Vince Vaughn goes from wedding crasher to head smasher in S. Craig Zahler's follow-up to his startling debut in Bone Tomahawk. Brawl in Cell Block 99 follows a former boxer-turned-drug runner who lands in a prison battleground after a deal gets deadly. Jennifer Carpenter and Don Johnson co-star in this fun riff on a seventies-style exploitation films that you can, politically, take in whatever direction you prefer. That said, the film never truly transcends these trappings of the genre it so clearly allows to define it to become something other than an exercise, albeit a good and entertaining one, of the familiar.

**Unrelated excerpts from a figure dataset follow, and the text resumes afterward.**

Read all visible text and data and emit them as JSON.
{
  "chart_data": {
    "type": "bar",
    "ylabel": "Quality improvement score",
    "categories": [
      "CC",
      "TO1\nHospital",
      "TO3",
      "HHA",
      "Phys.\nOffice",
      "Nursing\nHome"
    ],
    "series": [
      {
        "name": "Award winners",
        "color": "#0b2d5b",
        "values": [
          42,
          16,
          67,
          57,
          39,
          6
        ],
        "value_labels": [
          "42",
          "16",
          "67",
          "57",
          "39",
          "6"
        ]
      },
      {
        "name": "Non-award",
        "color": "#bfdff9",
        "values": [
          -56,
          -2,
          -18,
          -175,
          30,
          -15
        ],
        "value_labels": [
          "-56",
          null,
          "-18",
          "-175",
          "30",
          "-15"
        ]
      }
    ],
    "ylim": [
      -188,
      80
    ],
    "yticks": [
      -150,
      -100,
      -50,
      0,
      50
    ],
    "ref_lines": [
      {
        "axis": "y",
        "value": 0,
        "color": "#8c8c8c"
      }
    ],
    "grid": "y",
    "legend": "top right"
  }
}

B-








I'll be honest-I missed what was probably about the last fifteen to twenty minutes or so of this re-make of the 1990 original, but that said-it's not too hard to tell where Flatliners was going. I can appreciate the attempts to make this more in the horror realm than that of the original, baroque-inspired psychological drama, but while this was heralded as a "spiritual sequel" of sorts it more or less ends up feeling like an uninspired re-make that doesn't take advantage of the time that has passed and what that could mean for the intriguing premise. D









Taran Killam of SNL makes his writing and directing debut with Killing Gunther, an action comedy about a group of eccentric assassins who are fed up with Gunther as played by Arnold Schwarzenegger, who is the world's greatest hitman, and decide to kill him. Obviously, their plan turns into a series of bungled encounters as Gunther seems to always be one step ahead. The premise and initial trailers for this made it look like a genuinely funny time at the movies with Schwarzenegger putting on a persona we'd yet to see from the performer, but critics have no been kind to the film since its quiet release on streaming services. Still, I wouldn't mind stumbling across the film at some point in the near future before I forget it exists.